Afirma Max Horkheimer que “quien no quiera hablar del capitalismo, también debería callar sobre el fascismo”. Por eso, entender el caos creado por el gobierno neopopulista autoritario de Donald Trump obliga a abordar dos tesis claves sobre el capitalismo. La primera es de Naomi Klein y fue expuesta en su obra La doctrina del shock. Según Klein, el impacto devastador de golpes de estado, guerras, atentados terroristas y desastres naturales (Chile de Pinochet, 11 de septiembre, tsunami de Indonesia, etc.) fue aprovechado para implementar impopulares reformas de liberalización de los mercados.
La segunda es la del “capitalismo de amiguetes” (“crony capitalism”), que describe una situación en la que las empresas se benefician de una relación cercana con el poder estatal, en medio de un entorno regulatorio anticompetitivo, favoritismo gubernamental y corrupción, concretado en permisos, subvenciones gubernamentales, exenciones fiscales y concesiones y en donde las empresas prosperan gracias a la colusión de empresarios y políticos.
El signo distintivo del trumpismo es que el desastre que propicia no es natural ni fortuito sino deliberadamente creado para, no tanto de liberalizar los mercados, sino establecer un capitalismo de compinches.
Esto lo comprobamos tan solo examinando la guerra arancelaria desatada por Trump. Esta guerra -que fomenta la inflación, la quiebra de empresas, el desempleo y la fuga de capitales- ha sido posible gracias a que Trump ha exacerbado el autoritarismo latente en el viejo sistema de “presidencia imperial” y le ha permitido, con la irresponsable complicidad de los legisladores republicanos, gobernar mediante órdenes ejecutivas, desconociendo descaradamente decisiones judiciales, negando acceso de periodistas a la Casa Blanca, atacando a universidades y ONGs, atentando contra la autonomía de los órganos reguladores y extorsionando a los abogados que no se plieguen a sus ukases.
Trump usa medalaganariamente los aranceles, estableciéndolos, reduciéndolos o suspendiéndolos, lo que fomenta adrede la inseguridad jurídica, en un frankenstiano remedo de la “ambigüedad creativa” de los bancos centrales, “para obligar a empresas e industrias a acudir a la Casa Blanca a pedir ayuda. Presumiblemente, cada empresa o industria se verá obligada a hacer concesiones a cambio de esta ayuda. Durante la pausa, podemos esperar ver a un director ejecutivo tras otro defendiendo la exención de aranceles para sus empresas. Quizás la concesión sea de naturaleza financiera, pero lo más probable es que sea política. Activar y desactivar aranceles y conceder exenciones a aliados políticos no se trata de política comercial. Se trata de controlar a la industria estadounidense” (Chris Murphy).

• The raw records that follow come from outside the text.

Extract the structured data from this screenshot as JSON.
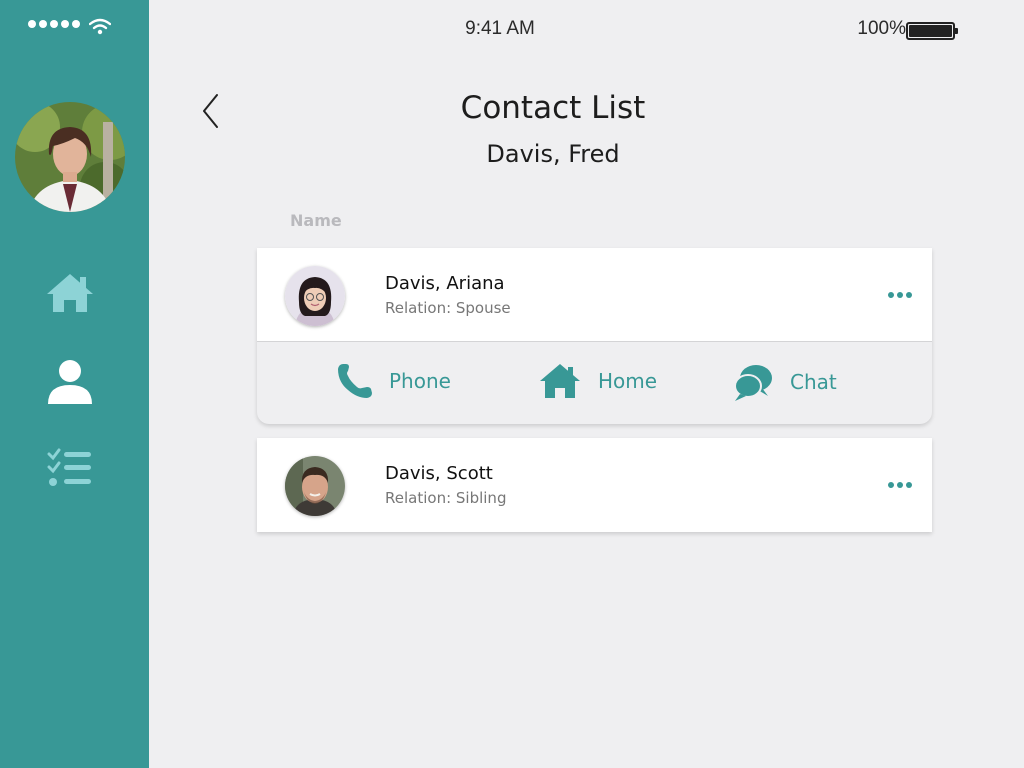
{
  "status_bar": {
    "time": "9:41 AM",
    "battery": "100%"
  },
  "sidebar": {
    "nav": [
      {
        "icon": "home-icon"
      },
      {
        "icon": "person-icon"
      },
      {
        "icon": "checklist-icon"
      }
    ]
  },
  "header": {
    "title": "Contact List",
    "subtitle": "Davis, Fred"
  },
  "list": {
    "column_label": "Name",
    "contacts": [
      {
        "name": "Davis, Ariana",
        "relation": "Relation: Spouse"
      },
      {
        "name": "Davis, Scott",
        "relation": "Relation: Sibling"
      }
    ],
    "actions": [
      {
        "label": "Phone",
        "icon": "phone-icon"
      },
      {
        "label": "Home",
        "icon": "home-icon"
      },
      {
        "label": "Chat",
        "icon": "chat-icon"
      }
    ]
  },
  "colors": {
    "accent": "#389896",
    "nav_icon": "#8dd3d6",
    "background": "#efeff1"
  }
}
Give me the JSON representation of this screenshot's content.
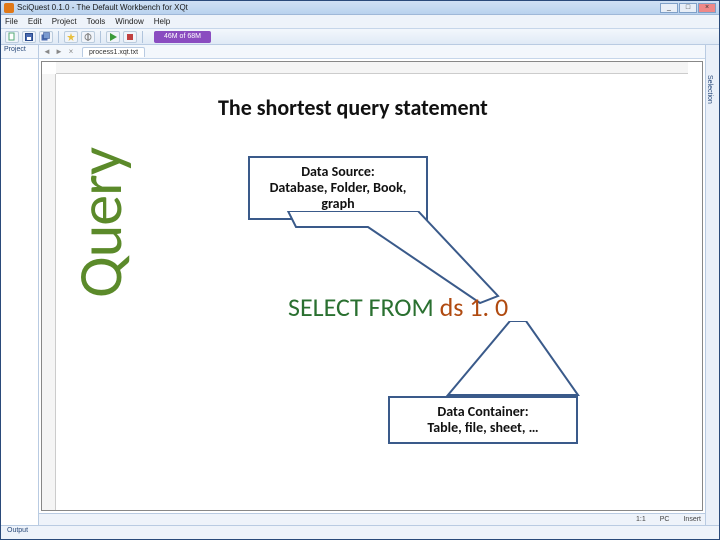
{
  "window": {
    "title": "SciQuest 0.1.0 - The Default Workbench for XQt",
    "buttons": {
      "min": "_",
      "max": "□",
      "close": "×"
    }
  },
  "menubar": [
    "File",
    "Edit",
    "Project",
    "Tools",
    "Window",
    "Help"
  ],
  "toolbar": {
    "memory": "46M of 68M"
  },
  "left_panel": {
    "tab": "Project"
  },
  "nav": {
    "back": "◄",
    "fwd": "►",
    "close": "×",
    "file_tab": "process1.xqt.txt"
  },
  "right_panel": {
    "label": "Selection"
  },
  "statusbar": {
    "left": "",
    "ratio": "1:1",
    "device": "PC",
    "mode": "Insert"
  },
  "bottom_panel": {
    "tab": "Output"
  },
  "slide": {
    "rotated": "Query",
    "title": "The shortest query statement",
    "callout_top_l1": "Data Source:",
    "callout_top_l2": "Database, Folder, Book,",
    "callout_top_l3": "graph",
    "callout_bottom_l1": "Data Container:",
    "callout_bottom_l2": "Table, file, sheet, …",
    "query_kw": "SELECT FROM",
    "query_ds": " ds 1. 0"
  }
}
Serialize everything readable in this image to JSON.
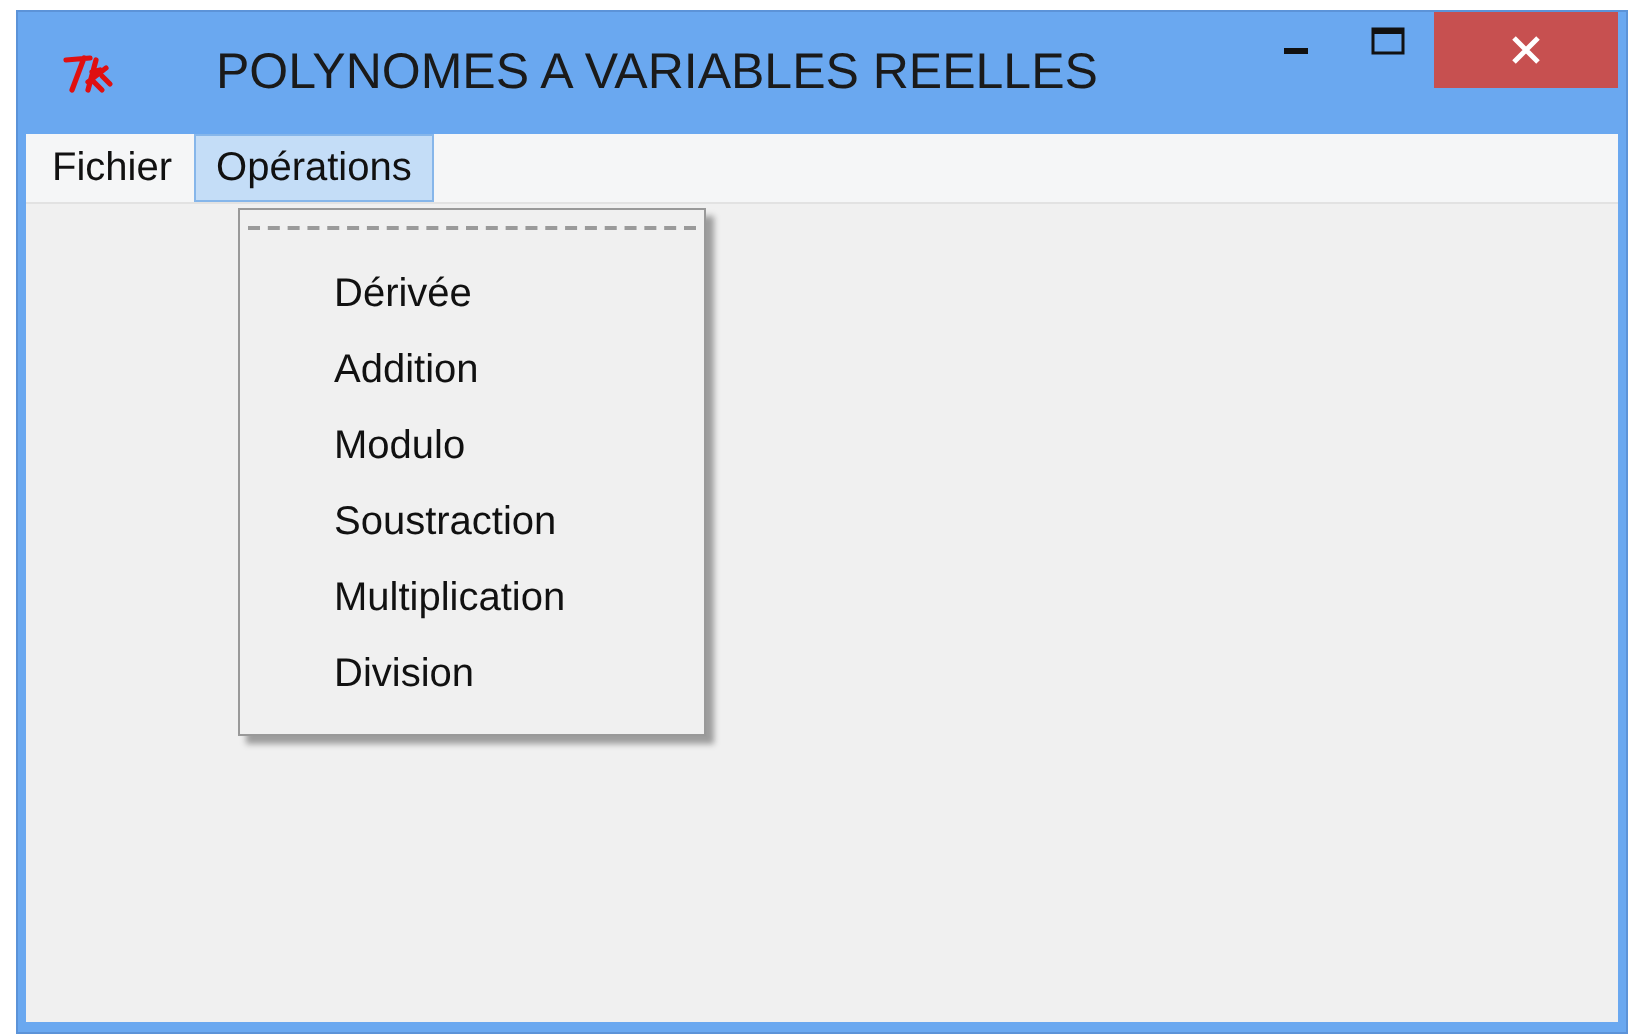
{
  "window": {
    "title": "POLYNOMES A VARIABLES REELLES"
  },
  "menubar": [
    {
      "label": "Fichier",
      "selected": false
    },
    {
      "label": "Opérations",
      "selected": true
    }
  ],
  "menu": {
    "tearoff": true,
    "items": [
      {
        "label": "Dérivée"
      },
      {
        "label": "Addition"
      },
      {
        "label": "Modulo"
      },
      {
        "label": "Soustraction"
      },
      {
        "label": "Multiplication"
      },
      {
        "label": "Division"
      }
    ]
  }
}
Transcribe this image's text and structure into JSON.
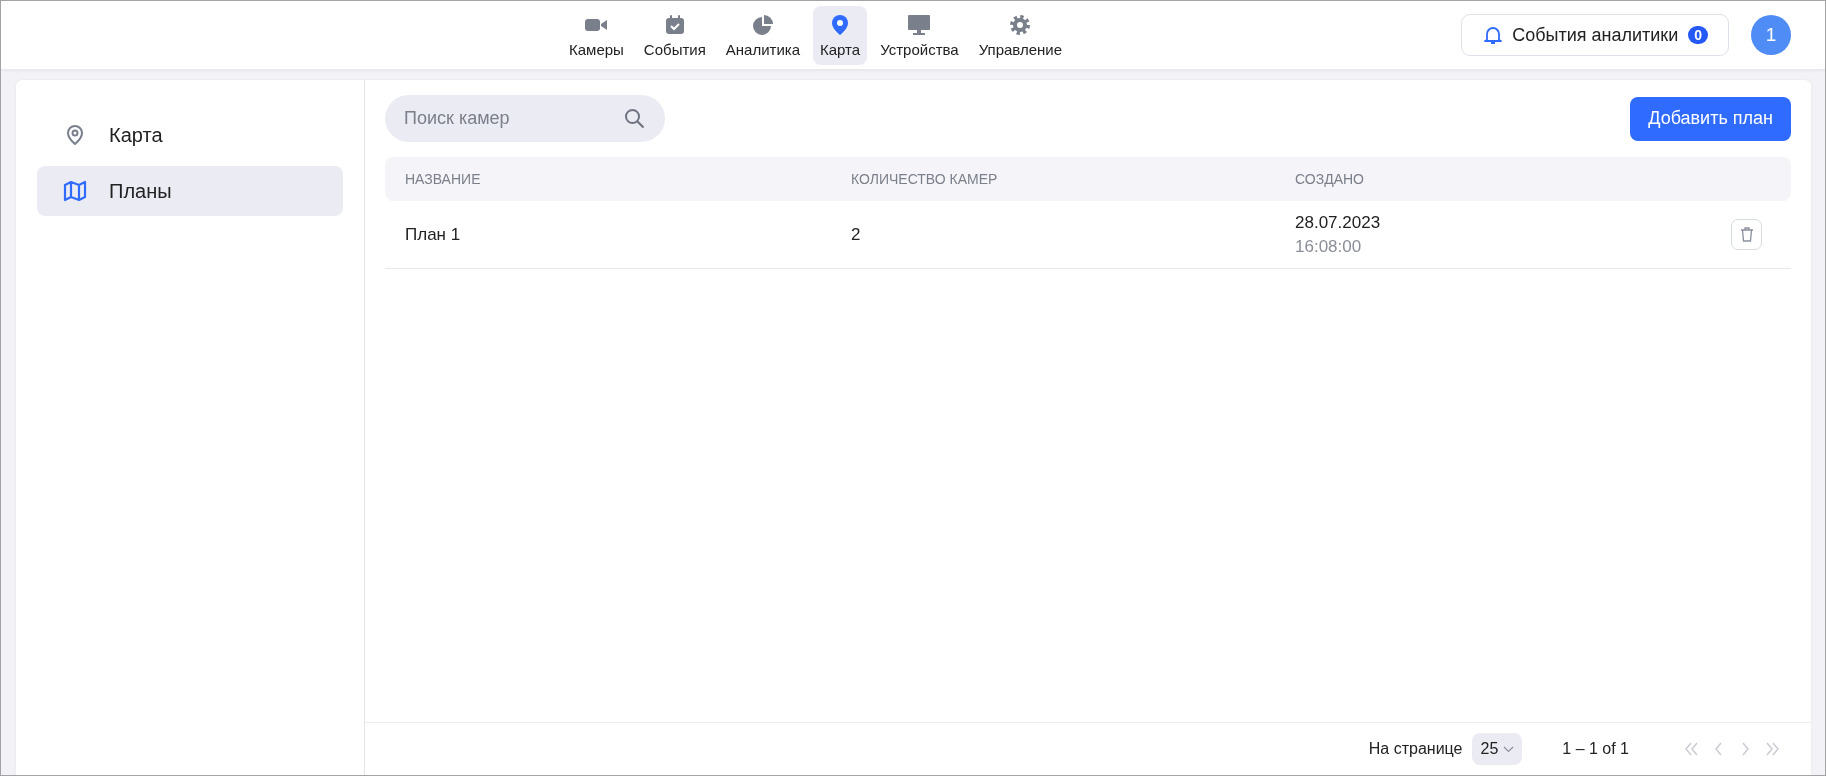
{
  "top_nav": {
    "items": [
      {
        "label": "Камеры",
        "selected": false
      },
      {
        "label": "События",
        "selected": false
      },
      {
        "label": "Аналитика",
        "selected": false
      },
      {
        "label": "Карта",
        "selected": true
      },
      {
        "label": "Устройства",
        "selected": false
      },
      {
        "label": "Управление",
        "selected": false
      }
    ]
  },
  "analytics_button": {
    "label": "События аналитики",
    "badge": "0"
  },
  "avatar": {
    "label": "1"
  },
  "sidebar": {
    "items": [
      {
        "label": "Карта",
        "selected": false
      },
      {
        "label": "Планы",
        "selected": true
      }
    ]
  },
  "search": {
    "placeholder": "Поиск камер"
  },
  "add_button": "Добавить план",
  "table": {
    "columns": [
      "НАЗВАНИЕ",
      "КОЛИЧЕСТВО КАМЕР",
      "СОЗДАНО"
    ],
    "rows": [
      {
        "name": "План 1",
        "cameras": "2",
        "created_date": "28.07.2023",
        "created_time": "16:08:00"
      }
    ]
  },
  "pagination": {
    "per_page_label": "На странице",
    "per_page": "25",
    "range": "1 – 1 of 1",
    "buttons": [
      {
        "kind": "first",
        "disabled": true
      },
      {
        "kind": "prev",
        "disabled": true
      },
      {
        "kind": "next",
        "disabled": true
      },
      {
        "kind": "last",
        "disabled": true
      }
    ]
  }
}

Decía Umberto Eco que “cada uno de nosotros de vez en cuando es un cretino, un imbécil, un estúpido o un loco. Digamos que la persona normal es la que combina razonablemente todos esos componentes o tipos ideales”.
Las políticas económicas de Trump muestran que se puede ser, a la vez y en grado extremo, estúpido, incompetente y loco. Sin embargo, aparte de que estas políticas se enmarcan en un plan racional de desmonte de las instituciones de la democracia constitucional, desde la óptica estrictamente económica también hay un método en la locura trumpista. Lo dice Dmitry Pozhidaev: Trump no procura destruir el capital, sino redistribuirlo. Los aranceles “simplemente intentan trasladar la carga a los capitales rivales, las economías periféricas o los trabajadores del país mediante la inflación y la precariedad laboral”.